Best known for making space suits for NASA, ILC outfitted every United States astronaut in the Apollo program, including the twelve that walked on the moon. ILC also designed and manufactured the Space Suit Assembly portion of the Extravehicular Mobility Unit (EMU), worn by astronauts during performance of extra-vehicular activity (EVA) on Space Shuttle missions and on the International Space Station.

In 1965, ILC (then known as the Government and Industrial Division of the International Latex Corporation) was awarded the prime contract for the Apollo Lunar Space Suit, based on its unique approach to designing flexible joints in air filled suits. ILC successfully designed and manufactured the suit worn by astronauts in the Apollo program, including Neil Armstrong during the first moonwalk. The spacesuits were completely self-contained spacecraft, with room for just one: 21 layers of nested fabric, strong enough to stop a micrometeorite, but still flexible enough for the astronauts to move easily around.

When Neil Armstrong uttered those famous words, “That’s one small step for man, one giant leap for mankind”, he wasn’t just talking about his journey.
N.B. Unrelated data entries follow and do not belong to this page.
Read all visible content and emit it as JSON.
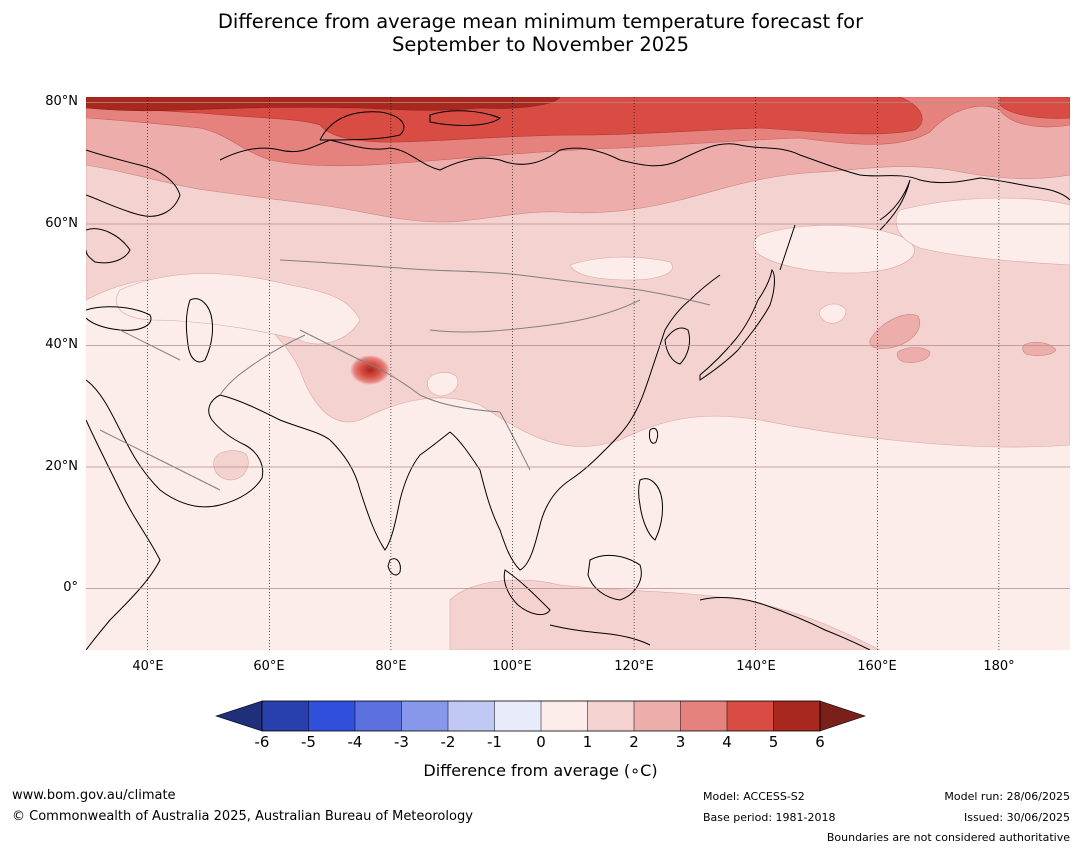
{
  "title_line1": "Difference from average mean minimum temperature forecast for",
  "title_line2": "September to November 2025",
  "lat_labels": [
    "80°N",
    "60°N",
    "40°N",
    "20°N",
    "0°"
  ],
  "lon_labels": [
    "40°E",
    "60°E",
    "80°E",
    "100°E",
    "120°E",
    "140°E",
    "160°E",
    "180°"
  ],
  "colorbar": {
    "title": "Difference from average (∘C)",
    "ticks": [
      "-6",
      "-5",
      "-4",
      "-3",
      "-2",
      "-1",
      "0",
      "1",
      "2",
      "3",
      "4",
      "5",
      "6"
    ],
    "colors": [
      "#1f2f7a",
      "#2a3fae",
      "#3050dc",
      "#5c70e0",
      "#8798ea",
      "#c0c8f4",
      "#e8ebfa",
      "#fcecea",
      "#f4d2d0",
      "#edaeab",
      "#e6827d",
      "#d84c43",
      "#a8281f",
      "#7a1f1a"
    ]
  },
  "footer": {
    "website": "www.bom.gov.au/climate",
    "copyright": "© Commonwealth of Australia 2025, Australian Bureau of Meteorology",
    "model": "Model: ACCESS-S2",
    "base_period": "Base period: 1981-2018",
    "model_run": "Model run: 28/06/2025",
    "issued": "Issued: 30/06/2025",
    "disclaimer": "Boundaries are not considered authoritative"
  }
}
The success of the Apollo moon landing 50 years ago, can be seen in the very age we live in now. The race to the Moon didn’t usher in the space age; it ushered in the digital age.
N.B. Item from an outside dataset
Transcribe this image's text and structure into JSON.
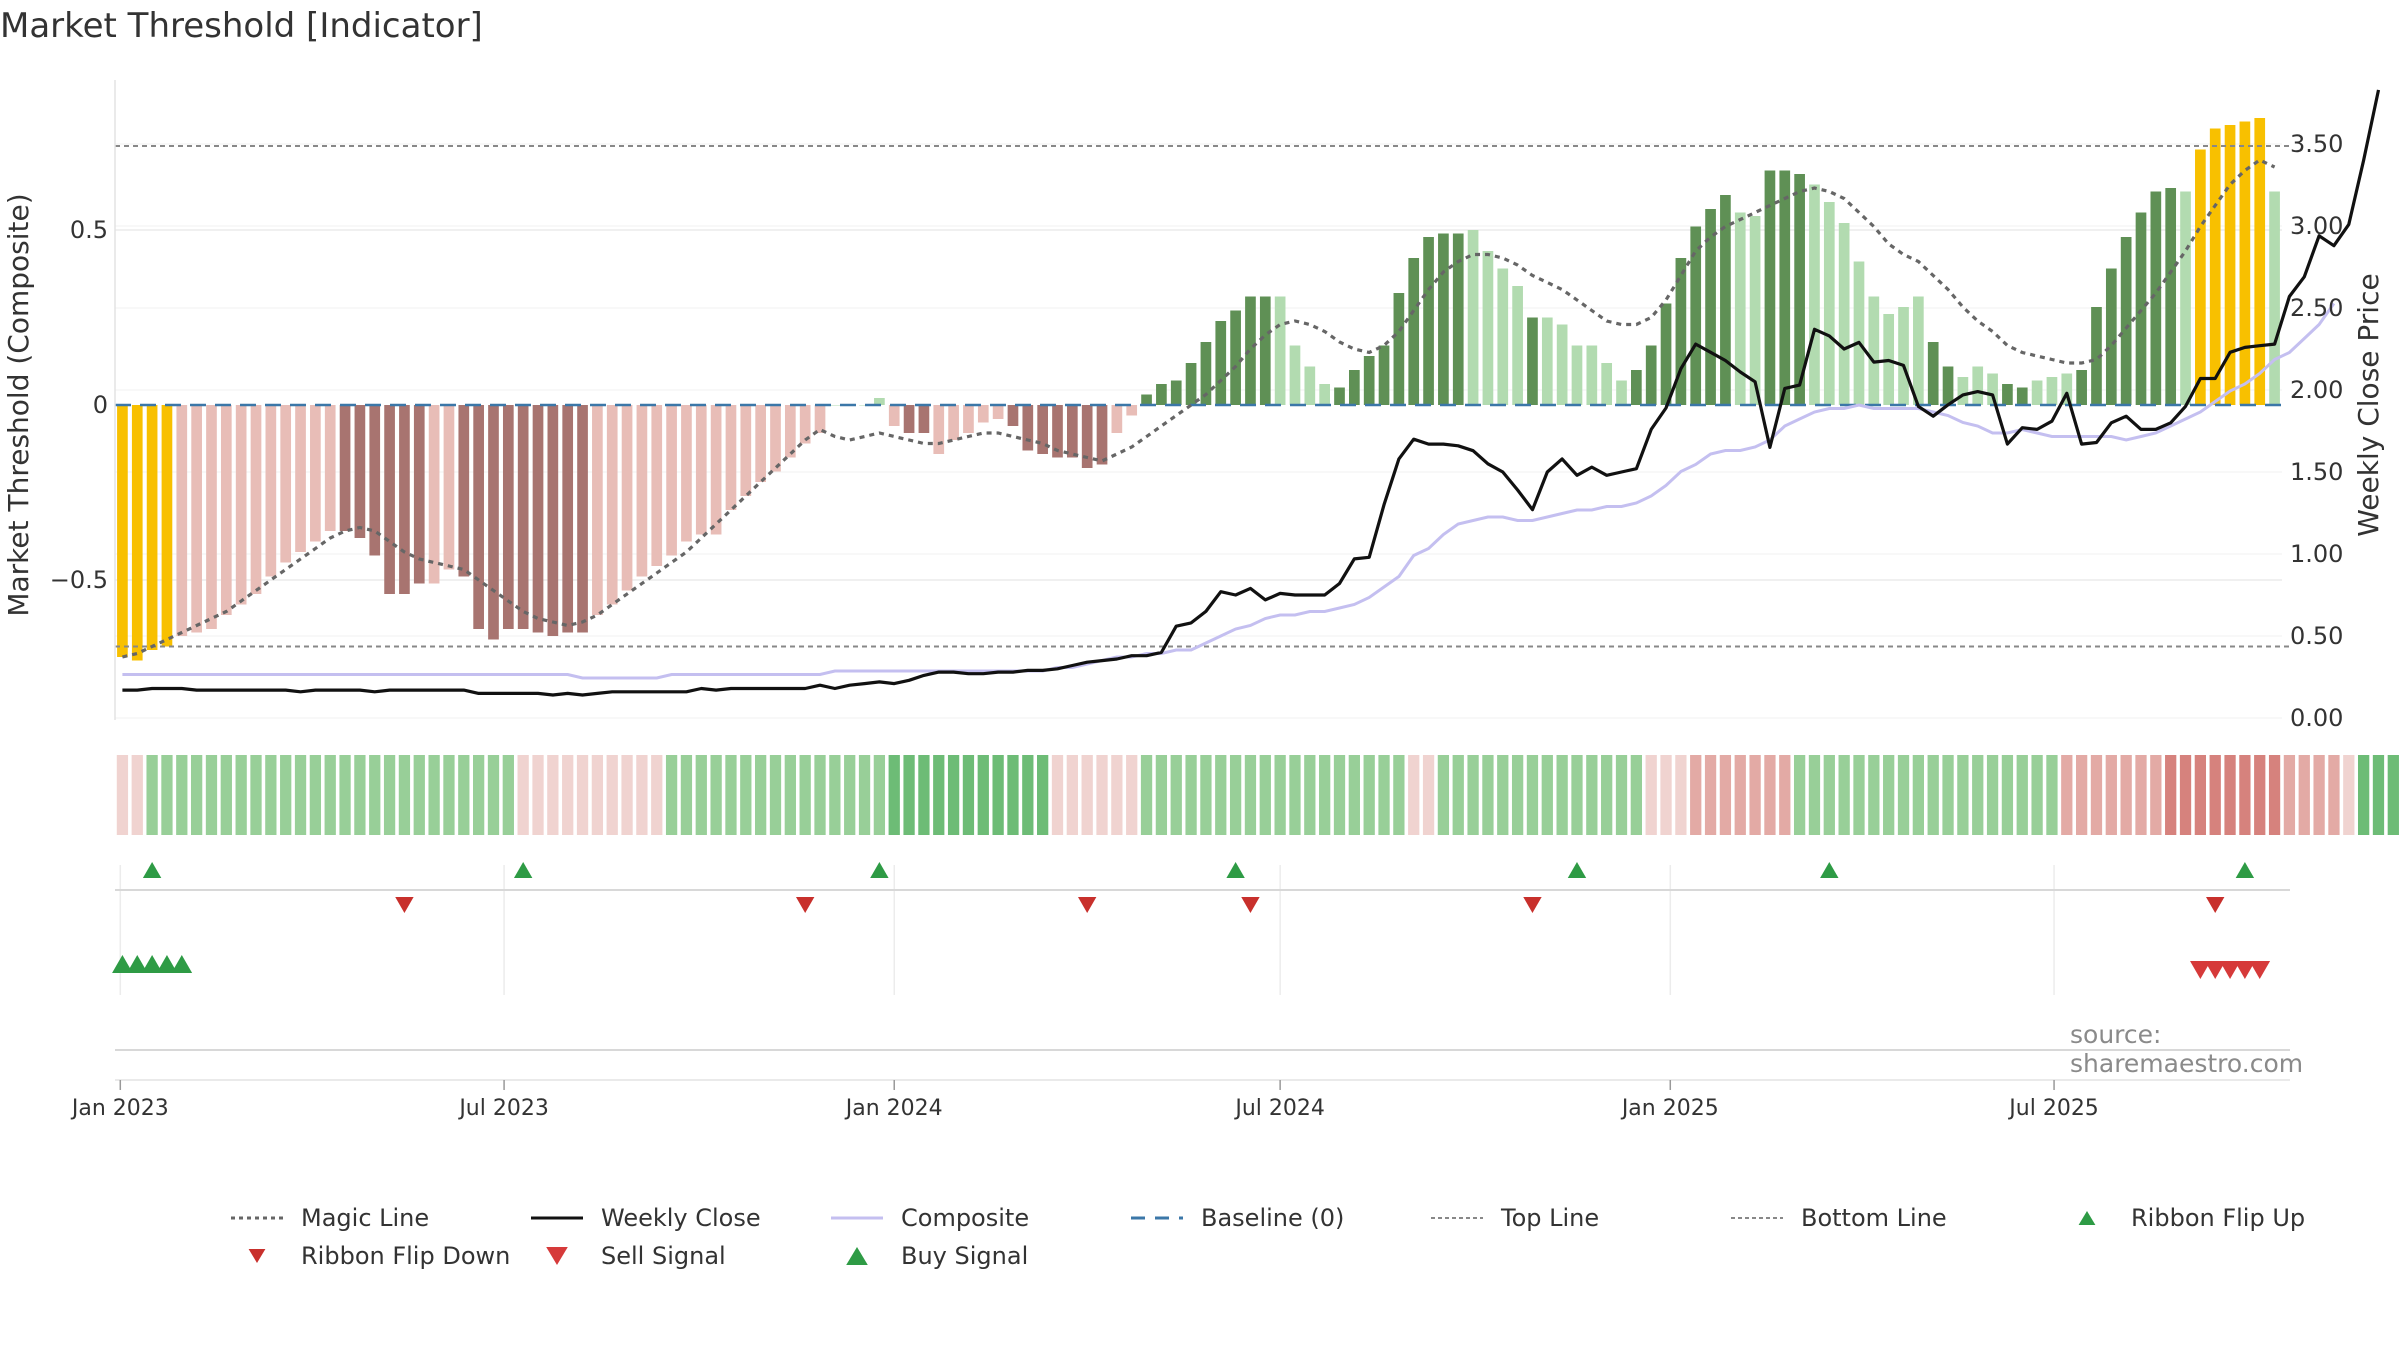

The space program in the 1960s did two things to lay the foundation of the digital revolution. First, NASA used integrated circuits—the first computer chips—in the computers that flew the Apollo command module and the Apollo lunar module. NASA’s demand for integrated circuits, and its insistence on their near-flawless manufacture, helped create the world market for the chips and helped cut the price by 90 percent in five years. In an era when even the batch-processing machines took up vast rooms of floor space, the Apollo spacecraft had real-time computers that fit into a single cubic foot, a stunning feat of both engineering and programming.

NASA also introduced Americans, and the world, to the culture and power of technology—we watched on TV for a decade as staff members at Mission Control used computers to fly spaceships to the Moon.

In 1999, as the century was ending, the historian Arthur Schlesinger Jr. was among a group of people who was asked to name the most significant human achievement of the 20th century. In ranking the events, Schlesinger said, “I put DNA and penicillin and the computer and the microchip in the first ten because they’ve transformed civilization.” But in 500 years, if the United States of America still exists, most of its history will have faded to invisibility. “Pearl Harbor will be as remote as the War of the Roses,” said Schlesinger. “The one thing for which this century will be remembered 500 years from now was: This was the century when we began the exploration of space.” He picked the first Moon landing, Apollo 11, as the most significant event of the 20th century.